During the past two years many Idaho high school bands have performed Earles' "Idaho Celebration," which was commissioned by the Idaho Department of Education on behalf of Idaho high schools. The work was given its premiere performance by an All-District band in southern Idaho, and was performed later by the ISU Concert Band.
Earles has written many other works for bands, orchestras, and choirs. His instrumental music has been performed by professional bands in Tokyo and Dallas, military bands from both the U.S. Army and Navy, community bands and orchestras ranging from Twin Falls to Singapore, and college bands and orchestras from around the country. His choral anthem "Sing the World Together," on a text by Lisa Horton, was commissioned by the Idaho International Choral Festival and has been sung by the combined choirs at the final performance of each biennial festival since 2004. Foreign choirs from five continents have sung this anthem. In 2009 his most recent choral composition, "Te Deum," was performed by the ISU Concert Choir.
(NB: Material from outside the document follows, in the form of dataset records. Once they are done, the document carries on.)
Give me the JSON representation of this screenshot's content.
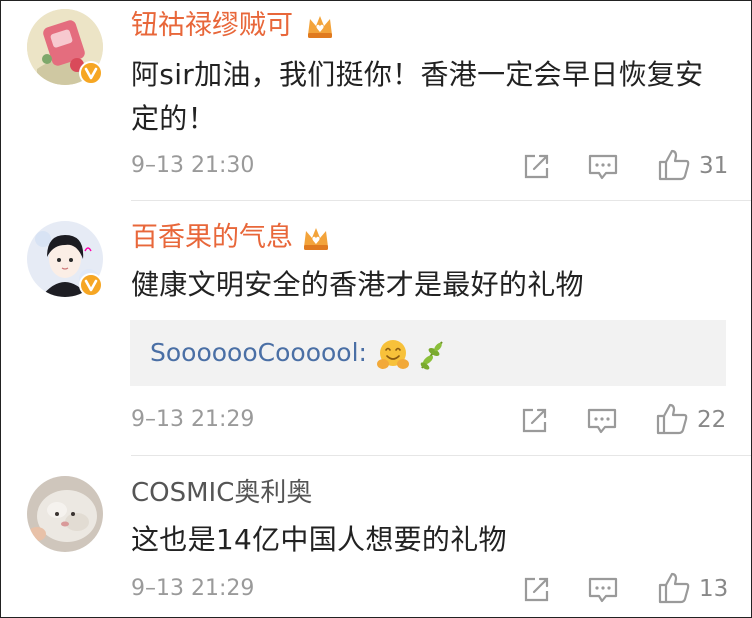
{
  "colors": {
    "vip_name": "#e8673a",
    "plain_name": "#555555",
    "text": "#222222",
    "meta": "#9a9a9a",
    "reply_link": "#4a6fa5",
    "badge": "#f6a623"
  },
  "comments": [
    {
      "username": "钮祜禄缪贼可",
      "vip": true,
      "verified": true,
      "text": "阿sir加油，我们挺你！香港一定会早日恢复安定的！",
      "time": "9–13 21:30",
      "likes": "31",
      "icons": [
        "share-icon",
        "comment-icon",
        "like-icon"
      ]
    },
    {
      "username": "百香果的气息",
      "vip": true,
      "verified": true,
      "text": "健康文明安全的香港才是最好的礼物",
      "reply": {
        "text": "SooooooCoooool:",
        "emojis": [
          "hug-emoji",
          "olive-branch-emoji"
        ]
      },
      "time": "9–13 21:29",
      "likes": "22",
      "icons": [
        "share-icon",
        "comment-icon",
        "like-icon"
      ]
    },
    {
      "username": "COSMIC奥利奥",
      "vip": false,
      "verified": false,
      "text": "这也是14亿中国人想要的礼物",
      "time": "9–13 21:29",
      "likes": "13",
      "icons": [
        "share-icon",
        "comment-icon",
        "like-icon"
      ]
    }
  ]
}
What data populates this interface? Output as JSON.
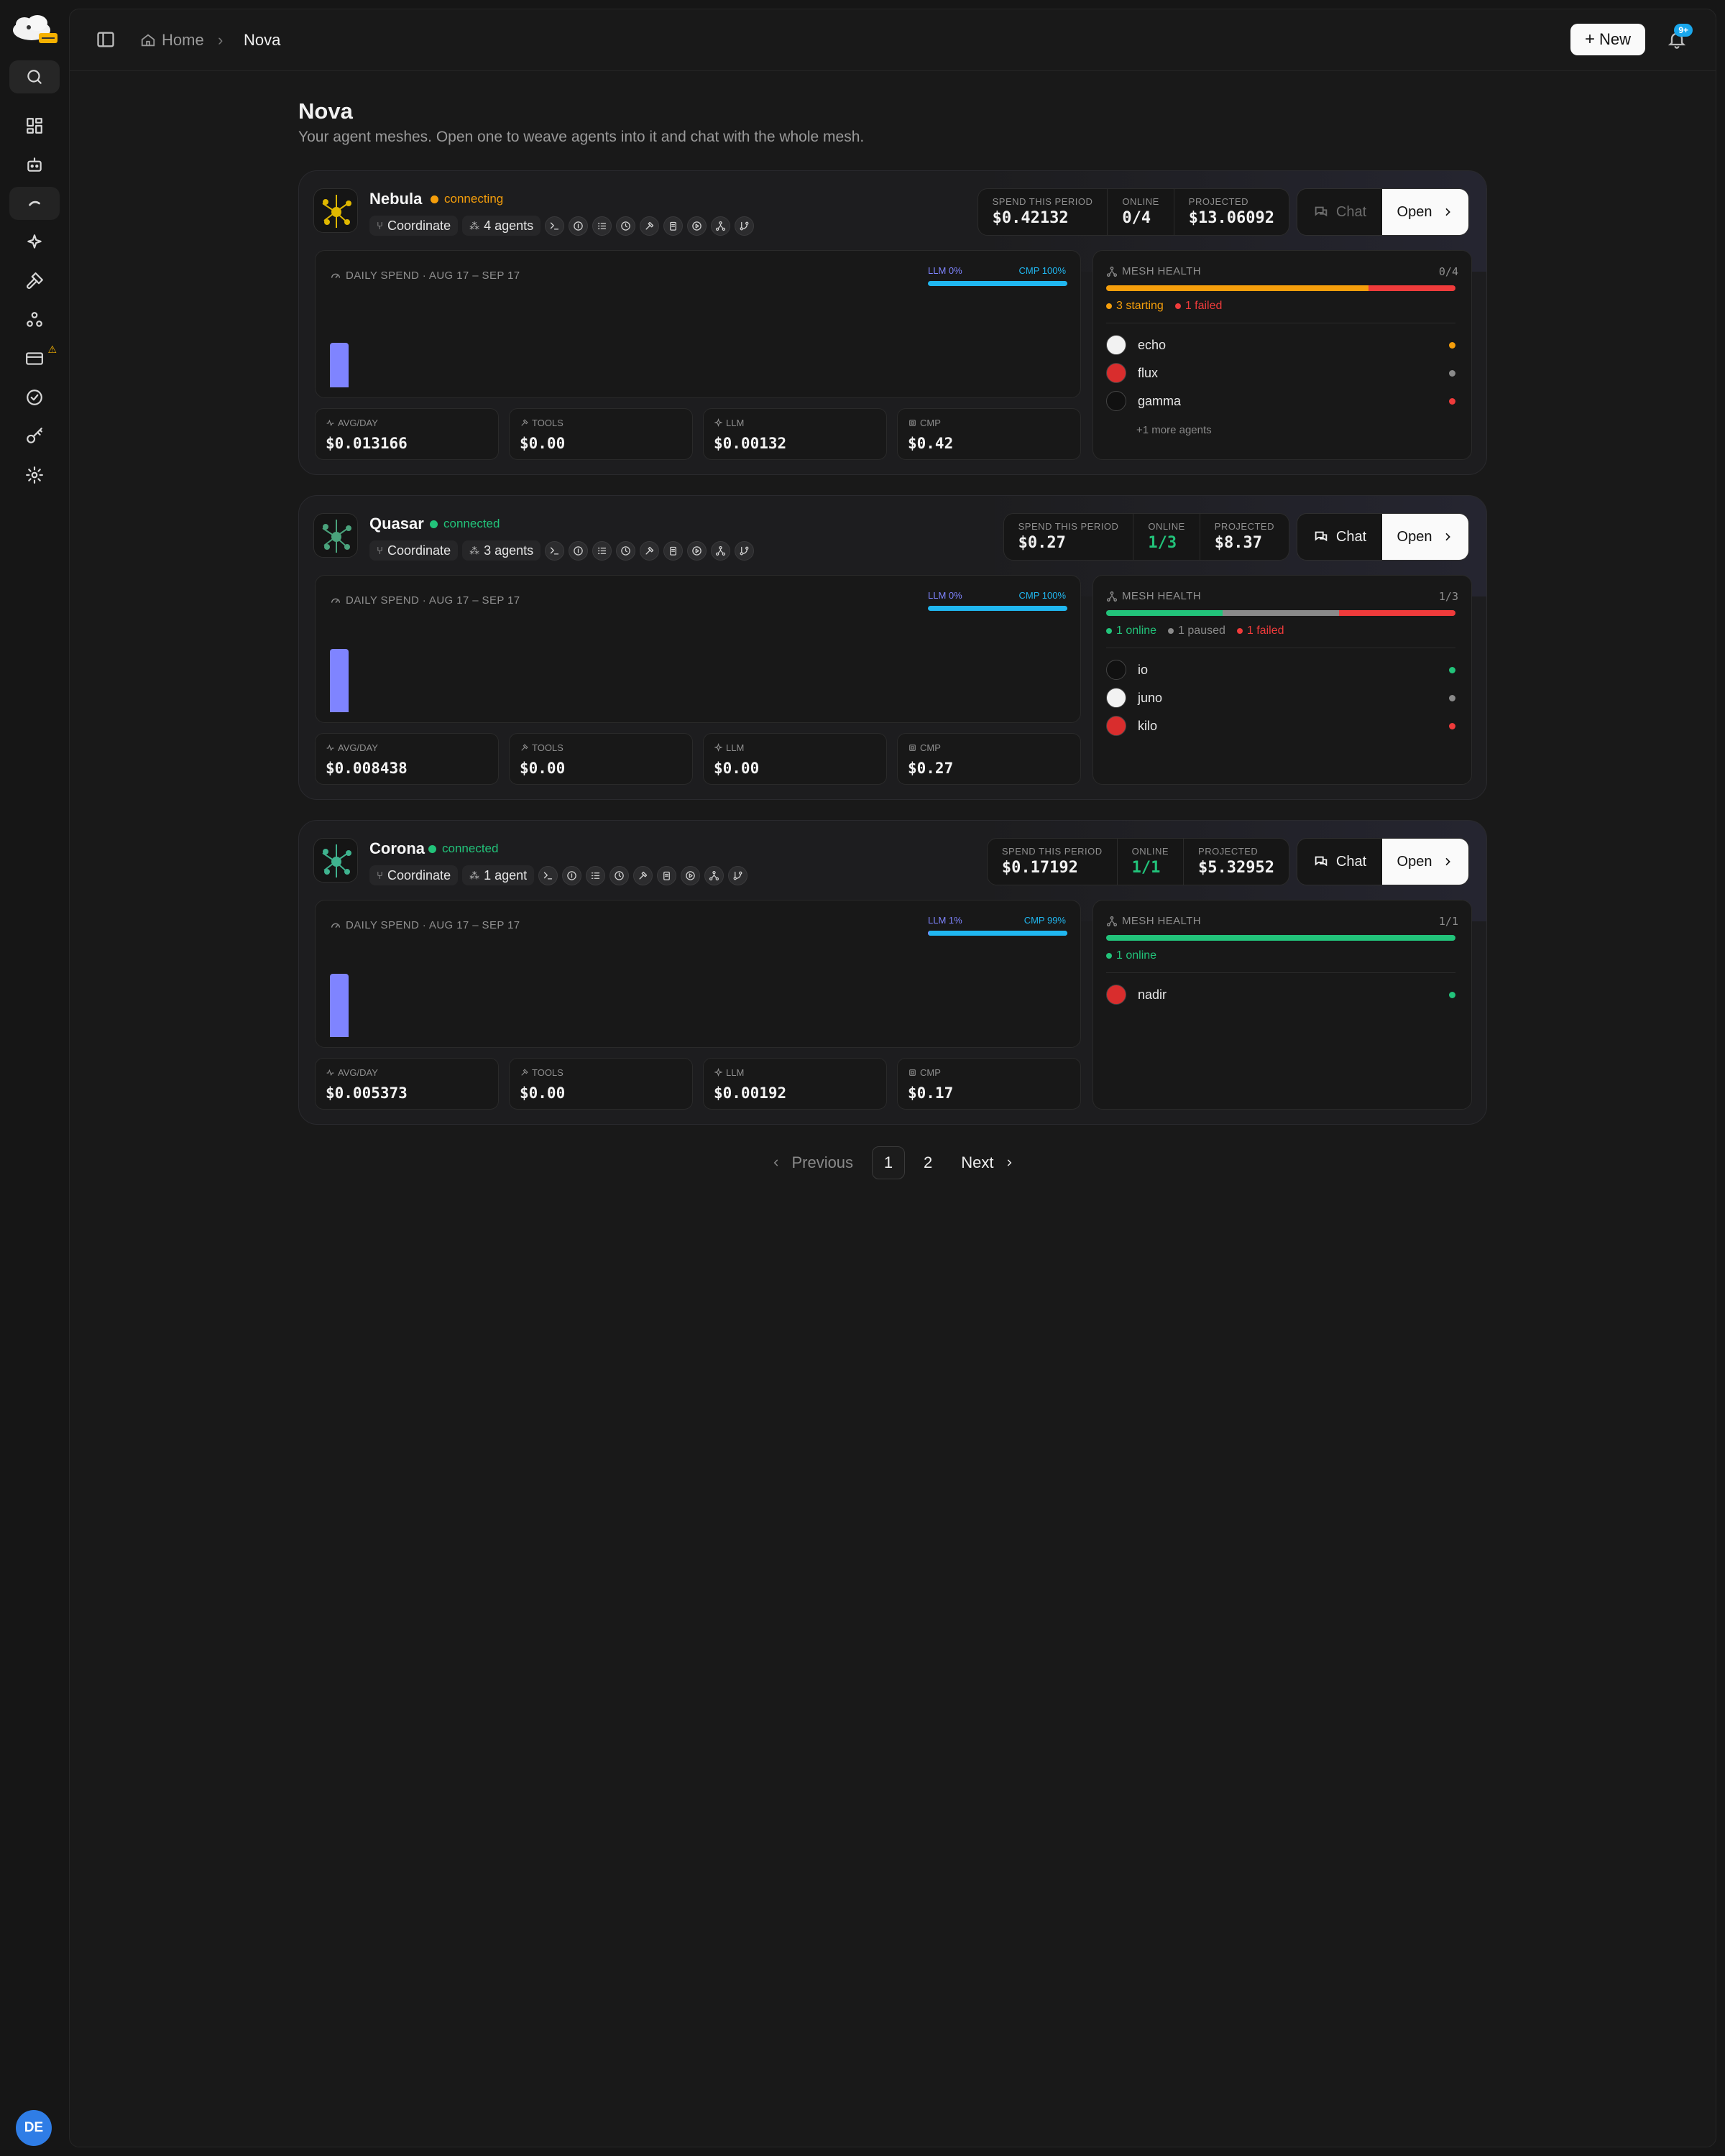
{
  "breadcrumb": {
    "home": "Home",
    "current": "Nova"
  },
  "header": {
    "new_label": "New",
    "notif_badge": "9+"
  },
  "page": {
    "title": "Nova",
    "subtitle": "Your agent meshes. Open one to weave agents into it and chat with the whole mesh."
  },
  "user": {
    "initials": "DE"
  },
  "labels": {
    "spend_this_period": "SPEND THIS PERIOD",
    "online": "ONLINE",
    "projected": "PROJECTED",
    "daily_spend": "DAILY SPEND · AUG 17 – SEP 17",
    "mesh_health": "MESH HEALTH",
    "avg_day": "AVG/DAY",
    "tools": "TOOLS",
    "llm": "LLM",
    "cmp": "CMP",
    "chat": "Chat",
    "open": "Open",
    "coordinate": "Coordinate"
  },
  "colors": {
    "accent_llm": "#7f84ff",
    "accent_cmp": "#20b7f0",
    "online": "#22c37a",
    "starting": "#f59e0b",
    "paused": "#8a8a8a",
    "failed": "#ef3b3b"
  },
  "meshes": [
    {
      "name": "Nebula",
      "status": "connecting",
      "status_color": "#f59e0b",
      "agents_label": "4 agents",
      "spend": "$0.42132",
      "online": "0/4",
      "online_color": "#f2f2f2",
      "projected": "$13.06092",
      "chat_enabled": false,
      "llm_pct": "LLM 0%",
      "cmp_pct": "CMP 100%",
      "llm_share": 0.0,
      "daily_bar_level": 0.48,
      "avg_day": "$0.013166",
      "tools": "$0.00",
      "llm": "$0.00132",
      "cmp": "$0.42",
      "health_count": "0/4",
      "health_segments": [
        {
          "label": "3 starting",
          "count": 3,
          "color": "#f59e0b"
        },
        {
          "label": "1 failed",
          "count": 1,
          "color": "#ef3b3b"
        }
      ],
      "agents": [
        {
          "name": "echo",
          "dot": "#f59e0b"
        },
        {
          "name": "flux",
          "dot": "#8a8a8a"
        },
        {
          "name": "gamma",
          "dot": "#ef3b3b"
        }
      ],
      "more": "+1 more agents"
    },
    {
      "name": "Quasar",
      "status": "connected",
      "status_color": "#22c37a",
      "agents_label": "3 agents",
      "spend": "$0.27",
      "online": "1/3",
      "online_color": "#22c37a",
      "projected": "$8.37",
      "chat_enabled": true,
      "llm_pct": "LLM 0%",
      "cmp_pct": "CMP 100%",
      "llm_share": 0.0,
      "daily_bar_level": 0.68,
      "avg_day": "$0.008438",
      "tools": "$0.00",
      "llm": "$0.00",
      "cmp": "$0.27",
      "health_count": "1/3",
      "health_segments": [
        {
          "label": "1 online",
          "count": 1,
          "color": "#22c37a"
        },
        {
          "label": "1 paused",
          "count": 1,
          "color": "#8a8a8a"
        },
        {
          "label": "1 failed",
          "count": 1,
          "color": "#ef3b3b"
        }
      ],
      "agents": [
        {
          "name": "io",
          "dot": "#22c37a"
        },
        {
          "name": "juno",
          "dot": "#8a8a8a"
        },
        {
          "name": "kilo",
          "dot": "#ef3b3b"
        }
      ],
      "more": ""
    },
    {
      "name": "Corona",
      "status": "connected",
      "status_color": "#22c37a",
      "agents_label": "1 agent",
      "spend": "$0.17192",
      "online": "1/1",
      "online_color": "#22c37a",
      "projected": "$5.32952",
      "chat_enabled": true,
      "llm_pct": "LLM 1%",
      "cmp_pct": "CMP 99%",
      "llm_share": 0.01,
      "daily_bar_level": 0.68,
      "avg_day": "$0.005373",
      "tools": "$0.00",
      "llm": "$0.00192",
      "cmp": "$0.17",
      "health_count": "1/1",
      "health_segments": [
        {
          "label": "1 online",
          "count": 1,
          "color": "#22c37a"
        }
      ],
      "agents": [
        {
          "name": "nadir",
          "dot": "#22c37a"
        }
      ],
      "more": ""
    }
  ],
  "pagination": {
    "previous": "Previous",
    "pages": [
      "1",
      "2"
    ],
    "current": "1",
    "next": "Next"
  }
}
He is currently working on a set of musical dances for symphonic band that was inspired by listening to performances of dance suites last year at the ISU Baroque Festival. So far, two of the projected five movements have been completed in draft form.
This award, given by the American Society of Composers, Authors and Publishers (ASCAP), is part of its continuing commitment to assist and encourage ASCAP composers.
Awards are granted by an independent panel and are based on the unique prestige value of each composer's original compositions and recent performances in areas not surveyed by the Society.